Par la suite, l’exigence d’avoir des toros volumineux pour faire oublier ceux des années précédentes mettra Manuel en difficulté. Les Vega-Villar sont des toros dont les squelettes ne peuvent pas supporter les poids exigés par la mode des « gros toros ». L’élevage sort alors essentiellement pour le rejoneo et dans quelques petites arènes. Quand Manuel décède, sa nièce Pilar, fille de Maria, reprend les rênes de la ganaderia. Elle et son époux mènent de front trois élevages, les Sanchez Cobaleda de son oncle, Castillejo de Huebra d’origine Murube et Buendia sur les terres de Maria. Malheureusement la crise et des problèmes sanitaires condamneront les Vega-Villar et les Buendia au matadero en 2010 .
Barcial et Barcialejo
Lors de la séparation de 1950, Ignacio crée la ganaderia Barcialejo et son frère annonce ses toros sous le nom de Barcial, noms des propriétés qu’ils ont reçues lors du partage avec leur frère et leurs sœurs.
Les élevages vont avoir de 1950 à 1968 des destinées parallèles. Ils vont permettre aux figuras de l’époque Ordoñez, Dominguin, Rafael Ortega et Gregorio Sanchez de triompher y compris dans les arènes de Las Ventas. Madrid les répète jusqu’à trois fois en un mois. La corrida madrilène du 17 mai 1959 est de celles qui restent dans les mémoires d’une plaza. Collaborateurs les Barcial ont permis à Antonio Bienvenida, Pepe Luis Vasquez et Aparicio de sortir par la Puerta Grande. Le lot de la corrida du 17 juin est nettement moins propice au succès. Heureusement la novillada du 3 septembre redore le blason des Vega-Villar.
José Luis et Arturo
Jesus décède peu après laissant les responsabilités de la ganaderia à ses fils José Luis et Arturo. Le premier s’associera avec son oncle Ignacio sous l’appellation Castillejo et le second garde celle de Barcial et le fer familial.

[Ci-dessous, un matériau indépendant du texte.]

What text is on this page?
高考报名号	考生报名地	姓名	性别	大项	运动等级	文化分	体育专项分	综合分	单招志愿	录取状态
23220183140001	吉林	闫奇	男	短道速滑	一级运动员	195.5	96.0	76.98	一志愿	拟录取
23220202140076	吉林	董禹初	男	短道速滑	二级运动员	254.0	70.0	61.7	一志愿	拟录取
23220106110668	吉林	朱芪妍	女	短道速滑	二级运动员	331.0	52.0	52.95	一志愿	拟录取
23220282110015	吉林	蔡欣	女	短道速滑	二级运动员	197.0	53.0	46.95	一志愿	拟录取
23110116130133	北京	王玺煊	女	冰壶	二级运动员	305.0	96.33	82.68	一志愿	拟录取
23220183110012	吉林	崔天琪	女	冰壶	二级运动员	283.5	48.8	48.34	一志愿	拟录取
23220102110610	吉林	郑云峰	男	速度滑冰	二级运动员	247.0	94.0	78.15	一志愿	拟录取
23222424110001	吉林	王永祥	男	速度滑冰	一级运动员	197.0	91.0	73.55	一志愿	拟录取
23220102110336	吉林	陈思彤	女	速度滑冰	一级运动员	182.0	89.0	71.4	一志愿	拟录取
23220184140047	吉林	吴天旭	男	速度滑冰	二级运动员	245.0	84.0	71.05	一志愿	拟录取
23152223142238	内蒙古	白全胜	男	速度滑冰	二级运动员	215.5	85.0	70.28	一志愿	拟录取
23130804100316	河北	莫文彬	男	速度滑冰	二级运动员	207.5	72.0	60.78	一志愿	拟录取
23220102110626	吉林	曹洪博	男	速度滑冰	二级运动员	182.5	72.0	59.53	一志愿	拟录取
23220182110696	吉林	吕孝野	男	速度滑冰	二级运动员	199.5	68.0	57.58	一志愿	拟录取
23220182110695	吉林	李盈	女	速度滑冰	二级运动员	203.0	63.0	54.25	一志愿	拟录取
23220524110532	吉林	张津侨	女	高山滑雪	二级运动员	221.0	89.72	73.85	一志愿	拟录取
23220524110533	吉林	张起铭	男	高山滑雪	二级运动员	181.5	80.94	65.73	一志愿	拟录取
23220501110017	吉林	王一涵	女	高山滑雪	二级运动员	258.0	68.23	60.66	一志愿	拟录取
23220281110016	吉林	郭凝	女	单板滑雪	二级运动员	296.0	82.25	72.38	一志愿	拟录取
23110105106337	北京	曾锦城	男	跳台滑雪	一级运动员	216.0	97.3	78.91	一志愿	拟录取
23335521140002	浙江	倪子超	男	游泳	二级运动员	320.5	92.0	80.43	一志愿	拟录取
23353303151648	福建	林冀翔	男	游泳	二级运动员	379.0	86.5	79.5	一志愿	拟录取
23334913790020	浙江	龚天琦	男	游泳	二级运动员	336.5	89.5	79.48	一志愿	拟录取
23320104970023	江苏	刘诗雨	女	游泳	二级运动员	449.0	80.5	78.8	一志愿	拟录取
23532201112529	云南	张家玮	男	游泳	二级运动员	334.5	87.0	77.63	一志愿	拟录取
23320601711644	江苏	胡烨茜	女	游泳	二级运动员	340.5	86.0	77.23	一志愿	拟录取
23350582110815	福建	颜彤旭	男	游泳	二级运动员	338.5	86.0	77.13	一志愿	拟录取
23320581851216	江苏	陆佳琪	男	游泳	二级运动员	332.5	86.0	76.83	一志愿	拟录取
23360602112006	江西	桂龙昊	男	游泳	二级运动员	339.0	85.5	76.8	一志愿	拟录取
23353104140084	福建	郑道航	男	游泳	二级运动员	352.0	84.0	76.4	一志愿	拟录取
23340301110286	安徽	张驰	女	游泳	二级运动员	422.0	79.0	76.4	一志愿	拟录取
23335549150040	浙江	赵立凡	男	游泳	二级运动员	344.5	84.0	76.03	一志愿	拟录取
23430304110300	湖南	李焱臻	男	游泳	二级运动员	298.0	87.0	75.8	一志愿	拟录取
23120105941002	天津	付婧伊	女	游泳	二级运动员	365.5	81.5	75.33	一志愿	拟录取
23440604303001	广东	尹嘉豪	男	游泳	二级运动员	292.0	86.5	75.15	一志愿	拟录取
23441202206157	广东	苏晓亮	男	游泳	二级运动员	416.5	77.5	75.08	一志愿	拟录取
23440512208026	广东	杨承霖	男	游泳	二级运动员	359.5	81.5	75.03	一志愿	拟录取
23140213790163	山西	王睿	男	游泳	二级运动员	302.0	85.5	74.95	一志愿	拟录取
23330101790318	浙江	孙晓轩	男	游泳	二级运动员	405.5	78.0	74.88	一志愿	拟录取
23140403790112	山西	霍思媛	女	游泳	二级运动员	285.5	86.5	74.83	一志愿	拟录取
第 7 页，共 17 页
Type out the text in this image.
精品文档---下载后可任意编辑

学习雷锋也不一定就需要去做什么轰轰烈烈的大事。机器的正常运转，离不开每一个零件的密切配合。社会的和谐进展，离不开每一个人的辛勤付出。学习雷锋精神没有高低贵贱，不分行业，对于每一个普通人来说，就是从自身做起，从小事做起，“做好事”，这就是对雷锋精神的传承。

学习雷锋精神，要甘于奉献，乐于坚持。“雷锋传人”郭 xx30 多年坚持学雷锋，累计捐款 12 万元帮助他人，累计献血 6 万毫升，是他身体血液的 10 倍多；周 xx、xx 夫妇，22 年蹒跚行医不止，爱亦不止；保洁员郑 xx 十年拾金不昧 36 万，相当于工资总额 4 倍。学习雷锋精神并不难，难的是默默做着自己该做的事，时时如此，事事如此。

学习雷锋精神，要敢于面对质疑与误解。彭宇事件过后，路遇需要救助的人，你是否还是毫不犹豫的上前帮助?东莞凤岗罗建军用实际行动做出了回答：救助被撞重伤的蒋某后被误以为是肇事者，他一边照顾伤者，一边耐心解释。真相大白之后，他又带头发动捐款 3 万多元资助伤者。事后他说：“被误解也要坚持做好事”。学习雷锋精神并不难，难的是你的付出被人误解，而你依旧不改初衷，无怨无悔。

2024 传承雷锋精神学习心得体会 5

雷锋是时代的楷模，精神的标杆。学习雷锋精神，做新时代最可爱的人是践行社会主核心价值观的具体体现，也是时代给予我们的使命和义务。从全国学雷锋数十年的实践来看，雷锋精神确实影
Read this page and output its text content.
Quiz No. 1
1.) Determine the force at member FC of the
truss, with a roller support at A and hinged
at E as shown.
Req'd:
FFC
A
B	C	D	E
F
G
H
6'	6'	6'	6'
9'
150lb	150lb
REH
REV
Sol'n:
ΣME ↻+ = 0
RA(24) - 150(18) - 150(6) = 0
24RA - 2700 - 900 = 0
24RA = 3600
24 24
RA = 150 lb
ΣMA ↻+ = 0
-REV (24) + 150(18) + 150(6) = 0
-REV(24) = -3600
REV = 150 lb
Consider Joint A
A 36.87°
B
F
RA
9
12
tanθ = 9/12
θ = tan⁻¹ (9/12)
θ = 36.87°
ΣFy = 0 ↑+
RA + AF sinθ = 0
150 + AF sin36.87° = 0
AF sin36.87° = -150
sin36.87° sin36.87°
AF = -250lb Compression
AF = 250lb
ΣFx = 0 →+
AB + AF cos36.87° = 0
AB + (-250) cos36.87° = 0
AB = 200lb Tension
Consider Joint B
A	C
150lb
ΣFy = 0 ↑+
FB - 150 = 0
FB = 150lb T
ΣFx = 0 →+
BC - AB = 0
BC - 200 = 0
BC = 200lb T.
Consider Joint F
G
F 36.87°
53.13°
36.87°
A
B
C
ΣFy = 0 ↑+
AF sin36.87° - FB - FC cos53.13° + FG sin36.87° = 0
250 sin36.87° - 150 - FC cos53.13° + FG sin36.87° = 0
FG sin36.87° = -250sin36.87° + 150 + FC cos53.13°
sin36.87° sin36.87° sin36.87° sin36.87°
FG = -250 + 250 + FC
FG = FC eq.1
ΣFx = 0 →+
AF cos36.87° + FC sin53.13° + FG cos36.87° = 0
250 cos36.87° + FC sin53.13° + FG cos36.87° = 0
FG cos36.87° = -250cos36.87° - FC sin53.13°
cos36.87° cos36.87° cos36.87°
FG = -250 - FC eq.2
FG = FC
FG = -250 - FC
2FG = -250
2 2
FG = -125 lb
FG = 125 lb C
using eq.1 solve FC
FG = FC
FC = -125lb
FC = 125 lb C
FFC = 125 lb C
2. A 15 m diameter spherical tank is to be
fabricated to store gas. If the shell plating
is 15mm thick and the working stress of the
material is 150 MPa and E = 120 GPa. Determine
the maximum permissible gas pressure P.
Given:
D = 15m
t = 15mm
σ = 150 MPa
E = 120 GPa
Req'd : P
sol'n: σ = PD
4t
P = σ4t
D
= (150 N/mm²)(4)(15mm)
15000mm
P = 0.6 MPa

En 1960, à Madrid, Gregorio Sanchez triomphe en un solo imposé par la blessure de Fermin Murillo et le forfait d’Antonio Bienvenida, malade. La novillada de septembre 1961 offrent ses oreilles aux novilleros mais les utreros sont perçus comme « certes braves mais commodes et d’une noblesse à la limite de la bonté ».
En 1962 ce sont 5 lots de Barcial qui sortent à Madrid. Par contre il n’y en aura qu’un en 1963. Les Barcial sont victimes comme les produits de Manuel Sanchez Cobaleda de la mode du toro lourd ce qui incompatible avec la morphologie des Vega-Villar.
José Luis désabusé a vendu un lot de vaches à Luciano Cobaleda. Il vendra le reste à Alicio Tabernero dont le bétail partira au matadero quelques années plus tard.
Les terrifiques Luciano
Luciano est un membre de la famille Cobaleda. Il s’est essayé comme matador et a décidé de devenir ganadero en achetant du bétail à la famille. Il va se mettre en tête de produire un Vega-Villar haut, lourd et très armé. Si au début ses débuts à Las Ventas lui attire les faveurs des aficionados en particulier ceux de l’andanada du 8 (les ancêtres de ceux du tendido 7), le genio prend le dessus et ses toros deviennent de plus en plus mansos.

En sept corridas à Madrid, il fera passer la réputation de toros braves et nobles, appréciés des figuras, des Vega-Villar à une réputation de toros intoréables et destinés aux corridas dures pour les seconds couteaux. Pour éviter la ruine, il vend en 1984 à la rue et au matadero son bétail et se consacre à l’élevage de bovins pour la viande. L’image de toros compliqués des Luciano Cobaleda restera colllée à celle des Barcial.
D’Arturo à Jesus Cobaleda, les années difficiles
Quand son frère commence à baisser la bras, Arturo continue à maintenir le nom de Barcial. Lui aussi essaie d’augmenter le volume de ses novillos et toros. En sortant du morphotype de l’encaste, le genio se développe. La mansedumbre se fait plus présente. Le fer autrefois si prisé à Las Ventas y est programmé de façon épisodique. Les Barcial restent jusqu’à 5 ans sans venir à Madrid. Les toros et les novillos bien faits et armés, manquent de fond malgré quelques bons éléments. Le fer connait une période de mieux avec en particulier des novilladas très intéressantes. A Vic sort un grand novillo très armé nommé Cornicorto piqué à gusto par Michel Bouix et auquel Gilles Raoux coupe une oreille.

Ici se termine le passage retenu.